Single Number II

An easy way to solve this problem is to first store the count of all the elements in a map with keys as elements of the array and value as their frequencies. Then iterate through the map to find out the element whose frequency is 1. 

• We can also solve this problem by formulating a mathematical equation between the actual sum of elements in the array, and the sum of elements if each element was counted only once.
• For example, let the elements of the array be [a, a, a, b, b, b, c, c, c, d]. Here, all elements except d is appearing thrice.
• FIrst we find out the sum of actual elements of the array, arrSum = (a + a + a + b + b + b + c + c + c + d).
• Then, find the sum of elements, with each element considered only once, setSum  =  (a + b + c + d), by creating a set from the input array.
• By looking carefully and solving for d, we get the following relation:-
  d = ((3 * setSum) - arrSum) / 2.
• We can extend the same logic for any arbitrary array with any number of elements.

• We can utilize bit manipulation to solve this problem.
• For each bit position i, we count the number of elements whose ith bit is set.
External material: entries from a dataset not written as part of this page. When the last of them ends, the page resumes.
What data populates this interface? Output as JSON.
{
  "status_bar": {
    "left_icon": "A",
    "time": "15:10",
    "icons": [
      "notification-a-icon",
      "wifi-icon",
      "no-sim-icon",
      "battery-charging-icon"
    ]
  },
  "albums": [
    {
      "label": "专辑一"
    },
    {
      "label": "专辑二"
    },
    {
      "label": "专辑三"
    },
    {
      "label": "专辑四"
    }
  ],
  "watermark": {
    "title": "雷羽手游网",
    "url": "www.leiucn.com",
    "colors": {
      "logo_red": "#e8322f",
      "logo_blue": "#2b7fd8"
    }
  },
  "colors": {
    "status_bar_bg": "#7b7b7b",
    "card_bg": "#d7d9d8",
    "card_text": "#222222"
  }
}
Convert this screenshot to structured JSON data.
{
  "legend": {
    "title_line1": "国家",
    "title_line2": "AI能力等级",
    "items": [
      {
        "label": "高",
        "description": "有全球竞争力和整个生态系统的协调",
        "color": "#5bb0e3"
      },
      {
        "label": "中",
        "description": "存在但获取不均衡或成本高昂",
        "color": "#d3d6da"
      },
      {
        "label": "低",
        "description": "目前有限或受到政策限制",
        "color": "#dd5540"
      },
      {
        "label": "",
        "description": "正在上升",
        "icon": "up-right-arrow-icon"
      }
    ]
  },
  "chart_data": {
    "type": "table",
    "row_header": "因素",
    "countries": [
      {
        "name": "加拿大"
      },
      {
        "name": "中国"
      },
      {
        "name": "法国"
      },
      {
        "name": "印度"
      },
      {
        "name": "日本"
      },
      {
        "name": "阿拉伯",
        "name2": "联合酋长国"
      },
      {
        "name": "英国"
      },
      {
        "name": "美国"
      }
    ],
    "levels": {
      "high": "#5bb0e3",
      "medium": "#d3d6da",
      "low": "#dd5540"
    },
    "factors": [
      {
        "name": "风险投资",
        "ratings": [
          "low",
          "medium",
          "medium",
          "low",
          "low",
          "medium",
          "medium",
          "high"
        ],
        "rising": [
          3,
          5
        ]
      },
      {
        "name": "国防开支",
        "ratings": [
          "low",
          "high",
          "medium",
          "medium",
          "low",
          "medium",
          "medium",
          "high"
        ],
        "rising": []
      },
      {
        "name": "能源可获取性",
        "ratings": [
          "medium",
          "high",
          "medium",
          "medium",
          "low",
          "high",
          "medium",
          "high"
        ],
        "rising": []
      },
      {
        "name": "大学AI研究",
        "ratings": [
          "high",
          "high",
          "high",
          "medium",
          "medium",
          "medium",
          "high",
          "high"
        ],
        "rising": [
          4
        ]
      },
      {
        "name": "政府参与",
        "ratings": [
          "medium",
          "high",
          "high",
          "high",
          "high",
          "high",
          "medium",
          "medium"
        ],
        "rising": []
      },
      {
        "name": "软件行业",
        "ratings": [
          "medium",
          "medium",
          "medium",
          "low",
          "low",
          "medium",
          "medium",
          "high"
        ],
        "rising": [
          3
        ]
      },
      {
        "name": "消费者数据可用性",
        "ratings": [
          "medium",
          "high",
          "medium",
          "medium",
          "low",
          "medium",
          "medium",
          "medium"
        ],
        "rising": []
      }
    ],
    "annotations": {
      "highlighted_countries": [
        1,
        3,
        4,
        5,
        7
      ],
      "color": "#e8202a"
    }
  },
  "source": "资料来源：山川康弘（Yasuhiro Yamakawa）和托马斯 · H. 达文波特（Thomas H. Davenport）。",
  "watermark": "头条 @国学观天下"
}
Let this be ‘count’.
• For bit positions where (count % 3) is equal to 0, it means that the current bit is set in 3 * x elements of the array, where x is an arbitrary number.
• Hence, if (count % 3) = 0, then the current bit cannot be set in the required number(because it appears only once, hence the remainder should be 1).
• For bit positions where (count % 3) is 1, the current bit will be set in the answer.
• Using the above logic, we can loop over all the bit positions (0 to 31) and find out the set bits in the final result.
• Once we know the set bits, we can easily form the answer from them.